As the Linux 7.2 kernel’s feature merge window closes and the release candidate cycle begins, developers are already lining up improvements for Linux 7.3 — and early highlights suggest a meaningful performance boost for modern NVMe SSDs.
The standout change comes from Fengnan Chang, an engineer at Bytedance, who identified a “significant bottleneck” in the Linux kernel’s IOmap framework when handling small direct I/O operations on PCIe Gen5 NVMe SSDs. During 4K random read workloads — a common stress test for high-speed storage — the CPU was spending excessive time on memory allocations and navigating the IOmap state machine, effectively throttling what the hardware was capable of delivering.
A Simpler Direct I/O Path
Chang’s solution introduces a “simple direct I/O path” for IOmap that bypasses much of the framework’s overhead when specific conditions are met:
- The I/O request size is smaller than or equal to the inode’s block size
- The inode is not encrypted (along with a few other limitations)
This streamlined path is used by filesystems that rely on IOmap, including EXT4 and XFS, two of Linux’s most widely deployed filesystems.
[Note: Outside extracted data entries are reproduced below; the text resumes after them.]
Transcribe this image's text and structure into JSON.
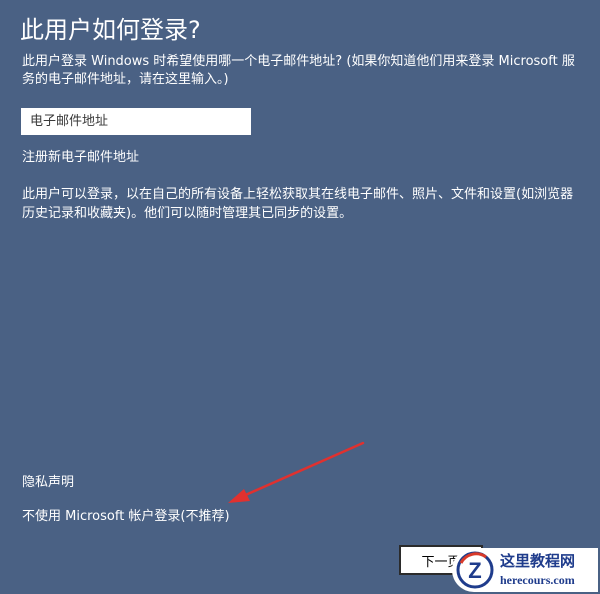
{
  "page": {
    "title": "此用户如何登录?",
    "description": "此用户登录 Windows 时希望使用哪一个电子邮件地址? (如果你知道他们用来登录 Microsoft 服务的电子邮件地址，请在这里输入。)",
    "email": {
      "placeholder": "电子邮件地址",
      "value": ""
    },
    "register_link": "注册新电子邮件地址",
    "info_text": "此用户可以登录，以在自己的所有设备上轻松获取其在线电子邮件、照片、文件和设置(如浏览器历史记录和收藏夹)。他们可以随时管理其已同步的设置。",
    "privacy_link": "隐私声明",
    "local_account_link": "不使用 Microsoft 帐户登录(不推荐)",
    "next_button": "下一页"
  },
  "annotation": {
    "arrow_color": "#e0312f"
  },
  "watermark": {
    "site_name": "这里教程网",
    "url": "herecours.com",
    "logo_letter": "Z"
  },
  "colors": {
    "background": "#4a6184",
    "text": "#ffffff"
  }
}
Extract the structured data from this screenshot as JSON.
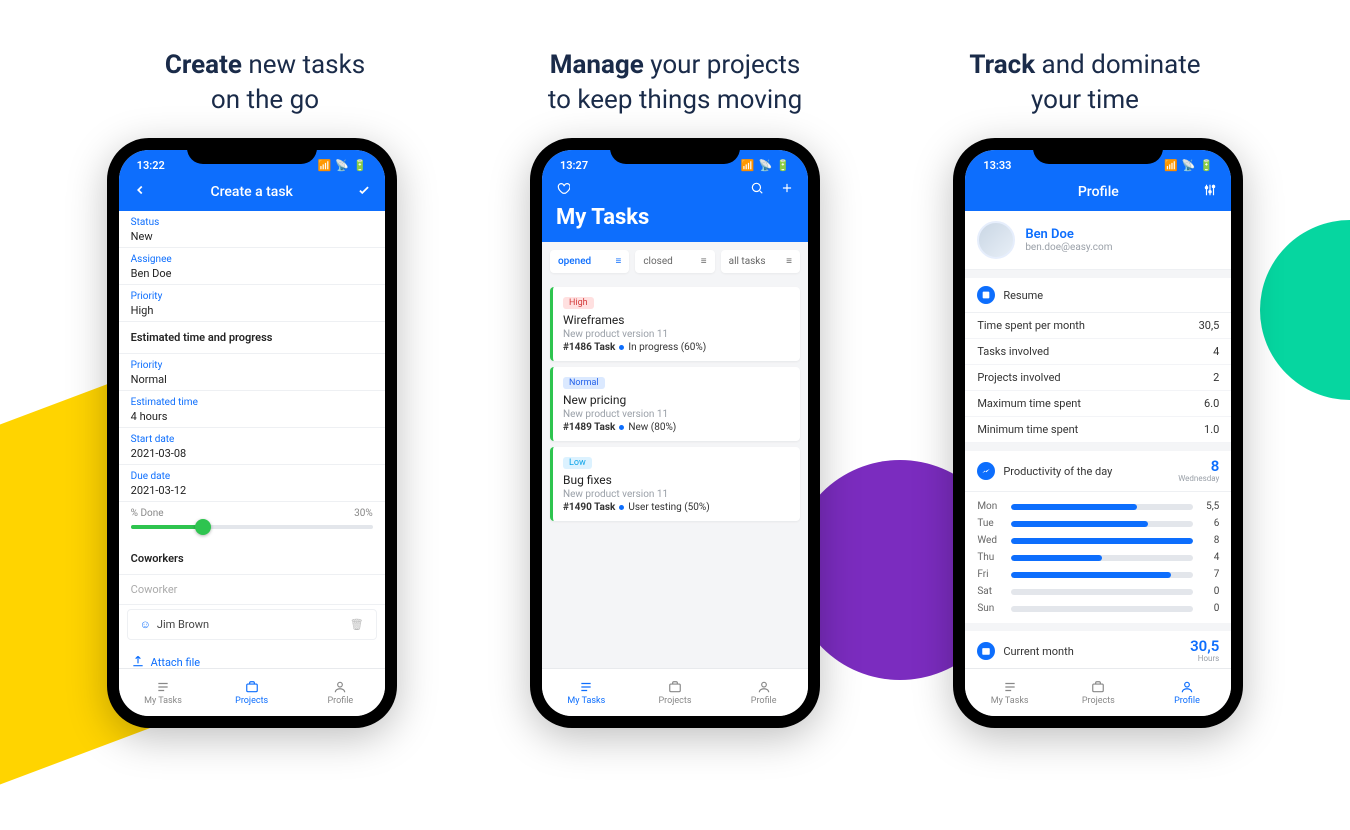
{
  "headlines": {
    "create": {
      "bold": "Create",
      "rest": " new tasks\non the go"
    },
    "manage": {
      "bold": "Manage",
      "rest": " your projects\nto keep things moving"
    },
    "track": {
      "bold": "Track",
      "rest": " and dominate\nyour time"
    }
  },
  "phone1": {
    "time": "13:22",
    "header_title": "Create a task",
    "fields": {
      "status": {
        "label": "Status",
        "value": "New"
      },
      "assignee": {
        "label": "Assignee",
        "value": "Ben Doe"
      },
      "priority": {
        "label": "Priority",
        "value": "High"
      },
      "section1": "Estimated time and progress",
      "priority2": {
        "label": "Priority",
        "value": "Normal"
      },
      "est_time": {
        "label": "Estimated time",
        "value": "4 hours"
      },
      "start": {
        "label": "Start date",
        "value": "2021-03-08"
      },
      "due": {
        "label": "Due date",
        "value": "2021-03-12"
      },
      "done_label": "% Done",
      "done_value": "30%",
      "section2": "Coworkers",
      "coworker_placeholder": "Coworker",
      "coworker_chip": "Jim Brown",
      "attach": "Attach file"
    },
    "nav": {
      "tasks": "My Tasks",
      "projects": "Projects",
      "profile": "Profile",
      "active": "projects"
    }
  },
  "phone2": {
    "time": "13:27",
    "title": "My Tasks",
    "tabs": {
      "opened": "opened",
      "closed": "closed",
      "all": "all tasks",
      "active": "opened"
    },
    "tasks": [
      {
        "prio": "High",
        "prio_cls": "high",
        "title": "Wireframes",
        "project": "New product version 11",
        "id": "#1486 Task",
        "status": "In progress (60%)"
      },
      {
        "prio": "Normal",
        "prio_cls": "normal",
        "title": "New pricing",
        "project": "New product version 11",
        "id": "#1489 Task",
        "status": "New (80%)"
      },
      {
        "prio": "Low",
        "prio_cls": "low",
        "title": "Bug fixes",
        "project": "New product version 11",
        "id": "#1490 Task",
        "status": "User testing (50%)"
      }
    ],
    "nav": {
      "tasks": "My Tasks",
      "projects": "Projects",
      "profile": "Profile",
      "active": "tasks"
    }
  },
  "phone3": {
    "time": "13:33",
    "header_title": "Profile",
    "user": {
      "name": "Ben Doe",
      "email": "ben.doe@easy.com"
    },
    "resume_title": "Resume",
    "resume": [
      {
        "k": "Time spent per month",
        "v": "30,5"
      },
      {
        "k": "Tasks involved",
        "v": "4"
      },
      {
        "k": "Projects involved",
        "v": "2"
      },
      {
        "k": "Maximum time spent",
        "v": "6.0"
      },
      {
        "k": "Minimum time spent",
        "v": "1.0"
      }
    ],
    "productivity": {
      "title": "Productivity of the day",
      "value": "8",
      "value_sub": "Wednesday",
      "rows": [
        {
          "day": "Mon",
          "v": 5.5,
          "disp": "5,5"
        },
        {
          "day": "Tue",
          "v": 6,
          "disp": "6"
        },
        {
          "day": "Wed",
          "v": 8,
          "disp": "8"
        },
        {
          "day": "Thu",
          "v": 4,
          "disp": "4"
        },
        {
          "day": "Fri",
          "v": 7,
          "disp": "7"
        },
        {
          "day": "Sat",
          "v": 0,
          "disp": "0"
        },
        {
          "day": "Sun",
          "v": 0,
          "disp": "0"
        }
      ],
      "max": 8
    },
    "current_month": {
      "title": "Current month",
      "value": "30,5",
      "value_sub": "Hours"
    },
    "nav": {
      "tasks": "My Tasks",
      "projects": "Projects",
      "profile": "Profile",
      "active": "profile"
    }
  },
  "chart_data": {
    "type": "bar",
    "title": "Productivity of the day",
    "categories": [
      "Mon",
      "Tue",
      "Wed",
      "Thu",
      "Fri",
      "Sat",
      "Sun"
    ],
    "values": [
      5.5,
      6,
      8,
      4,
      7,
      0,
      0
    ],
    "ylim": [
      0,
      8
    ]
  }
}
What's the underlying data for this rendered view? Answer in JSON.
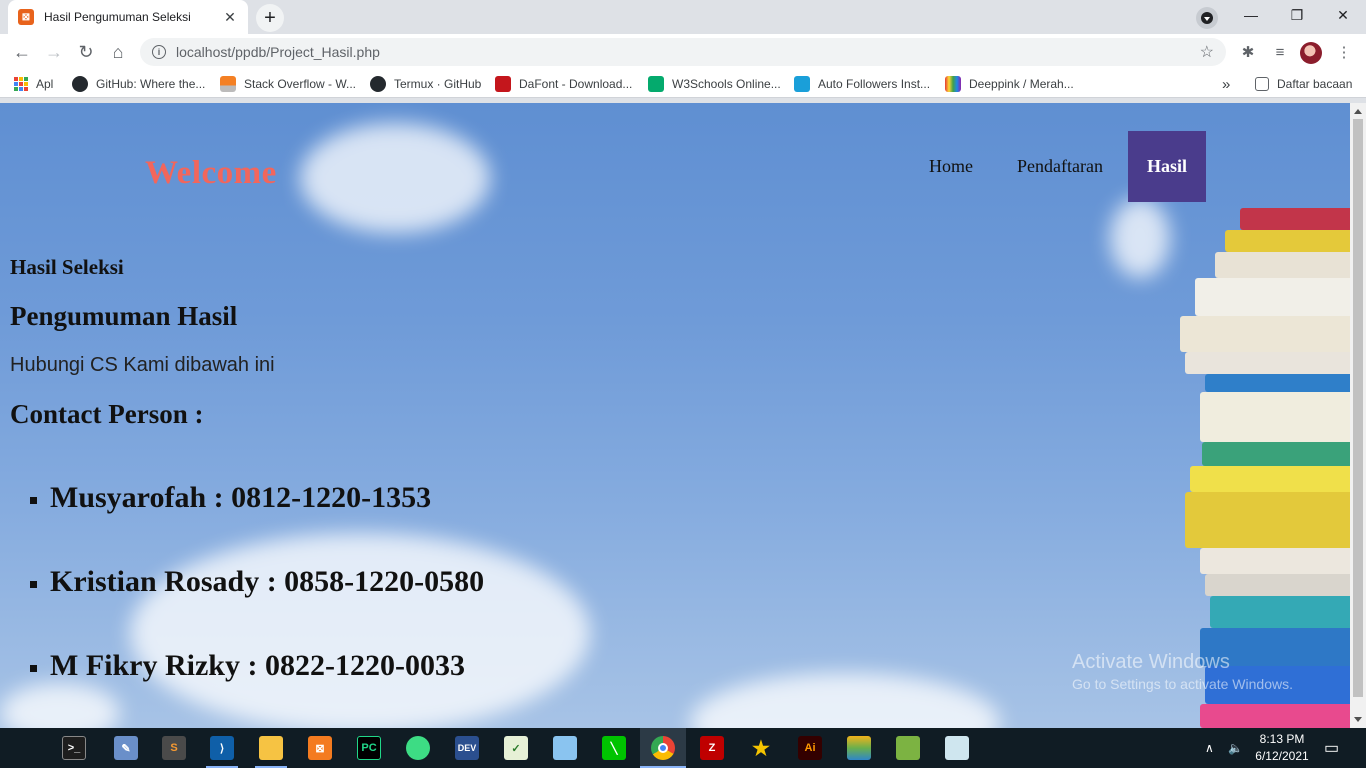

Benchmarks Show Tangible Gains
Testing on PCIe Gen5 NVMe SSDs revealed a jump from 1.92 million IOPS to 2.19 million IOPS in 4K random read workloads — a 14% improvement in raw throughput. Additional benchmarking showed up to 10% performance gains when using IO_uring (the modern asynchronous I/O interface) with EXT4 and XFS, with the most pronounced benefits appearing at higher queue depths — precisely the scenarios where modern NVMe SSDs are expected to shine.
The optimization matters most as storage hardware continues to outpace kernel infrastructure. PCIe Gen5 NVMe SSDs can already exceed 10 GB/s of bandwidth and deliver millions of IOPS, but kernel overhead can prevent applications from realizing that full potential, especially in latency-sensitive, small-block workloads like databases and virtualization.
Upstream Status and Timeline
The simple DIO path has already been merged into the VFS subsystem’s fvfs-7.3.iomap Git branch, and is now queued in vfs/vfs.git for the 7.3 development cycle. Assuming the usual kernel development cadence, Linux 7.3 will enter its feature merge window later this year, with a stable release expected early in 2027.